With references to the Royal Wedding now moving to the rear of the women’s magazines, we can all finally go back to worrying about our OWN relationship statuses.

It’s 2011. It’s the future! And what was once the future of dating is now very much the present, with more and more Australians turning to the Internet in search of love.

But the politics of online courtship are quite bizarre. In a way it’s a throwback to those old school rules of romance.

On most dating websites, in order to initiate communication with a potential date, you must first send a ‘contact request’. It’s almost like sending a letter to your sweetheart’s father, ‘may I write your daughter?’

That rigid system of gentlemanly intention faded out with the invention of the telephone, the motor car and Germaine Greer.

Funny then to think we’ve come full circle.

On Oasis Active – Australia’s most popular dating site – lonely hearts have several standard one-liners he or she can attach to a contact request, including ‘we have common interests’, ‘I think you are really hot’ and of course the old favourite: ‘I like your profile and hope to learn more about you.’

The receiver can then take a gander at the sender’s profile and decide whether or not to open a channel of instant chat. If yes, then let the IM flirtations begin!

If not, there are a helpful selection of gentle let downs, including ‘sorry, but I don’t think you’re my type’, ‘you don’t match my seeking criteria’ and ‘I’m too busy right now.’

Could you imagine if this happened in real life social situations?

A guy approaches a girl (or vice versa) and says ‘I would like to tell you a little more about myself’ but further interaction is immediately blocked with the response ‘we don’t share the same interests.’

And that’s it. There’s no opportunity for rebuttal! Move right along.

Although something men can do online that they can’t do down the pub is approach thirty single women in the space of about three minutes. And this happens, much to the annoyance of female users who are instantly bombarded with dozens of contact requests the second they log on.

At least on these dating sites you know the people are probably single. And looking. It takes away some of the guesswork.

The rest of the guesswork can be taken away via a quick browse of the personal profile: a brief description of the lonely heart with some key stats and an even briefer description of what they’re looking for.

But here’s another problem. Everyone describes themselves in exactly the same way: easygoing, down to earth, love going out or sitting at home watching a DVD.

And if someone isn’t like this at all, obviously they’re going to lie and list these qualities anyway.

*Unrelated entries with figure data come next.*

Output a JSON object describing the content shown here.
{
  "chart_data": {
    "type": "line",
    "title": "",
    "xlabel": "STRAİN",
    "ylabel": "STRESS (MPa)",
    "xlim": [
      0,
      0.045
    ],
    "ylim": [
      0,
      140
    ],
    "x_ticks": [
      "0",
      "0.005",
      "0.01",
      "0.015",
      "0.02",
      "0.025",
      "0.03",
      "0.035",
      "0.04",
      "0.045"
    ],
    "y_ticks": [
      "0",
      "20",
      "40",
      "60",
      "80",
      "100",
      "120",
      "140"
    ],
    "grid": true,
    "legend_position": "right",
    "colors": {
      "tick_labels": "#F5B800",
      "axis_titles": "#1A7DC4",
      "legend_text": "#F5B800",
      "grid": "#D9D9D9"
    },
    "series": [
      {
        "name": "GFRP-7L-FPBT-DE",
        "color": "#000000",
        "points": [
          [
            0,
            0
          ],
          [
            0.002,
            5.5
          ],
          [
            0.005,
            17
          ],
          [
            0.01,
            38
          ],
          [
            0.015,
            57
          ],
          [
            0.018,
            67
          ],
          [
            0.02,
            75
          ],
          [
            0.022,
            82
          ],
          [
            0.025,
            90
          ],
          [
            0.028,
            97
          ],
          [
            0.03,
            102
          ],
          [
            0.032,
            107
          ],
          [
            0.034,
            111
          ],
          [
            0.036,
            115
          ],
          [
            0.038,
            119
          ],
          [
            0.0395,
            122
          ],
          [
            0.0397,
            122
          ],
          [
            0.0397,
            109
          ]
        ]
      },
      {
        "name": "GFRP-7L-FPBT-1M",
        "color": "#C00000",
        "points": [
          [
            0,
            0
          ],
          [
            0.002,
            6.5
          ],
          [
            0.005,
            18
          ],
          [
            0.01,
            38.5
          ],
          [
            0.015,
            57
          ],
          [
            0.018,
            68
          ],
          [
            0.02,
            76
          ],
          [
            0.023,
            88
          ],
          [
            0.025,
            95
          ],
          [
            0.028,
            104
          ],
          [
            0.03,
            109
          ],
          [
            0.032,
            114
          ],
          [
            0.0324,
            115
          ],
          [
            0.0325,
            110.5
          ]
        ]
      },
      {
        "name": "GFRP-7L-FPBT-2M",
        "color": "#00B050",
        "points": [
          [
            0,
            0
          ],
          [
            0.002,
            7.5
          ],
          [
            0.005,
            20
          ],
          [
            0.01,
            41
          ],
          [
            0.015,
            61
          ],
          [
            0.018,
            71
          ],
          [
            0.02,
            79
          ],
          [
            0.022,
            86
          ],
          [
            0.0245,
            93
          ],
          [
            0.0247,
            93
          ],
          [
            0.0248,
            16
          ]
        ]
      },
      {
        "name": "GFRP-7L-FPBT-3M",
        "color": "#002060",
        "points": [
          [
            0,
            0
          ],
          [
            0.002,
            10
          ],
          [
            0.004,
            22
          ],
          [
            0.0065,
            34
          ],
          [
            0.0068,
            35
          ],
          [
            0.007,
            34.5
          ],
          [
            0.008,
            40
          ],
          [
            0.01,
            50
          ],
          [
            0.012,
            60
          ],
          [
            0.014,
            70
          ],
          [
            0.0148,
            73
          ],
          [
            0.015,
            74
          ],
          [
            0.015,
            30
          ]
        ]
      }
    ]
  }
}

I mean, who’s going to advertise themselves as hard-going, head in the clouds and really hates watching DVDs? Everyone loves watching DVDs!

As a guy, to have any chance of success, you need your profile to stand out from the crowd. And it’s probably not a good idea, when you do finally get a contact request accepted, to follow it up with a request for sex. Patience guys. Take it easy.

Even if sex is all you’re after, for God’s sake don’t open with it! Would you do that at a bar? Certainly not immediately after ‘hello’. See what I mean?

Of course, there are specialised sex-focused dating sites out there just for you types. Fling Finders for example. But even then, a little small talk goes a long way.

Online dating is a strange mixture of old style courtship with super-charged technology.

I’ve heard many a female user complain the Internet is full of dud guys who are boring, terrible conversationalists, or who just want sex.

Likewise, from my experience it’s full of women who don’t know what they want, over-analyse and who don’t want to talk to me.

Sounds like a pretty accurate reflection of society, I reckon.

That’s not to say the whole thing isn’t a lot of fun.

And who knows? You could even meet a prince or princess, tired of their tedious upper class circles, who’s looking for romance with a simple commoner. You could even be the next Princess Mary. Or King Ralph.

Kind regards,
David M. Green
If I wrote a funny opinion article for MX on “online dating”, that’s what it would look like.